Modal vs QuantaCloud: GPU Compute Price Comparison
Side-by-side comparison of GPU compute pricing, regions, billing models, and strengths for Modal and QuantaCloud. Updated July 2026.
Provider Overview
Strengths & Best For
Modal is a serverless GPU cloud that lets Python developers run H100, A100, and T4 workloads with a simple decorator-based API and zero infrastructure management — cold starts measured in seconds. Per-second billing means you only pay for actual compute time, making it highly cost-efficient for bursty AI inference, LLM serving, and batch ML jobs. The go-to on-demand GPU cloud for ML engineers who want to ship fast without touching DevOps.
- Zero infra management
- Instant cold starts
- Python-native API
- Per-second billing
QuantaCloud provides bare-metal A100, H100, H200, and B300 GPU clusters with InfiniBand interconnect and no virtualization overhead, purpose-built for large-scale LLM training and multi-node distributed AI workloads. Reserved and cluster configurations are available for organizations that need dedicated GPU infrastructure with consistent performance for long-running training runs. A specialist bare-metal GPU cloud for AI labs and enterprises that need maximum cluster performance for frontier model training.
- Bare-metal performance
- InfiniBand networking
- Large cluster configs
- H200 and B300 availability
Live GPU Pricing
Region Coverage
Popular Comparisons
Modal — specialist provider
Modal is a serverless GPU cloud that lets Python developers run H100, A100, and T4 workloads with a simple decorator-based API and zero infrastructure management — cold starts measured in seconds. Per-second billing means you only pay for actual compute time, making it highly cost-efficient for bursty AI inference, LLM serving, and batch ML jobs. The go-to on-demand GPU cloud for ML engineers who want to ship fast without touching DevOps.

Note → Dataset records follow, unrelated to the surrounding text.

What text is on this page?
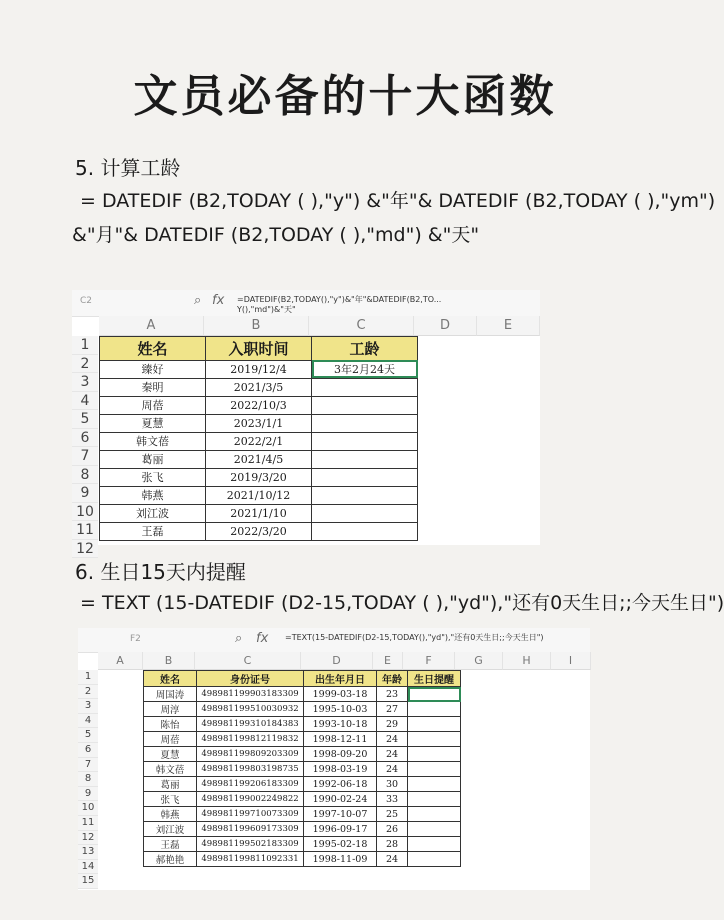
文员必备的十大函数
5. 计算工龄
= DATEDIF (B2,TODAY ( ),"y") &"年"& DATEDIF (B2,TODAY ( ),"ym")
&"月"& DATEDIF (B2,TODAY ( ),"md") &"天"
C2	⌕ fx =DATEDIF(B2,TODAY(),"y")&"年"&DATEDIF(B2,TO...
Y(),"md")&"天"
A	B	C	D	E
1
2
3
4
5
6
7
8
9
10
11
12
姓名	入职时间	工龄
臻好	2019/12/4	3年2月24天
秦明	2021/3/5	
周蓓	2022/10/3	
夏慧	2023/1/1	
韩文蓓	2022/2/1	
葛丽	2021/4/5	
张飞	2019/3/20	
韩燕	2021/10/12	
刘江波	2021/1/10	
王磊	2022/3/20	
6. 生日15天内提醒
= TEXT (15-DATEDIF (D2-15,TODAY ( ),"yd"),"还有0天生日;;今天生日")
F2	⌕ fx =TEXT(15-DATEDIF(D2-15,TODAY(),"yd"),"还有0天生日;;今天生日")
A	B	C	D	E	F	G	H	I
1
2
3
4
5
6
7
8
9
10
11
12
13
14
15
姓名	身份证号	出生年月日	年龄	生日提醒
周国涛	498981199903183309	1999-03-18	23	
周淳	498981199510030932	1995-10-03	27	
陈怡	498981199310184383	1993-10-18	29	
周蓓	498981199812119832	1998-12-11	24	
夏慧	498981199809203309	1998-09-20	24	
韩文蓓	498981199803198735	1998-03-19	24	
葛丽	498981199206183309	1992-06-18	30	
张飞	498981199002249822	1990-02-24	33	
韩燕	498981199710073309	1997-10-07	25	
刘江波	498981199609173309	1996-09-17	26	
王磊	498981199502183309	1995-02-18	28	
郝艳艳	498981199811092331	1998-11-09	24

QuantaCloud — bare-metal provider
QuantaCloud provides bare-metal A100, H100, H200, and B300 GPU clusters with InfiniBand interconnect and no virtualization overhead, purpose-built for large-scale LLM training and multi-node distributed AI workloads. Reserved and cluster configurations are available for organizations that need dedicated GPU infrastructure with consistent performance for long-running training runs. A specialist bare-metal GPU cloud for AI labs and enterprises that need maximum cluster performance for frontier model training.
Billing model comparison
Modal uses a Per-second serverless billing model with a minimum commitment of None. QuantaCloud uses Reserved / On-demand billing with a Varies by config minimum. Both providers offer flexible billing options — compare the live pricing table above to find the best rate for your specific GPU model and workload duration.
Which workloads each provider suits best
Modal is best suited for: ML engineers, Serverless inference, Rapid prototyping, Python-first teams. Its key strengths are zero infra management, instant cold starts, python-native api. QuantaCloud is best suited for: Large-scale LLM training, Multi-node clusters, Reserved GPU capacity. Its key strengths are bare-metal performance, infiniband networking, large cluster configs. Both providers target similar workload profiles — the live pricing table above is the most reliable way to determine which offers better value for your specific GPU model and region requirements.
Support tiers and region coverage
Modal offers Community → Enterprise support across 2 regions (US-East, US-West). QuantaCloud offers Standard → Enterprise support across 1 region (US). Modal's broader region footprint gives it an advantage for latency-sensitive workloads or teams with data residency requirements in specific geographies.
Provider background: Modal vs QuantaCloud
Modal was founded in 2021 and is headquartered in New York, NY. QuantaCloud was founded in 2021 and is headquartered in United States. Both providers were founded in the same year — evaluate them on current pricing, region coverage, and support tier rather than operational history. Use the live pricing table above to compare current on-demand and spot rates for specific GPU models, and the region map to verify coverage in your target geography.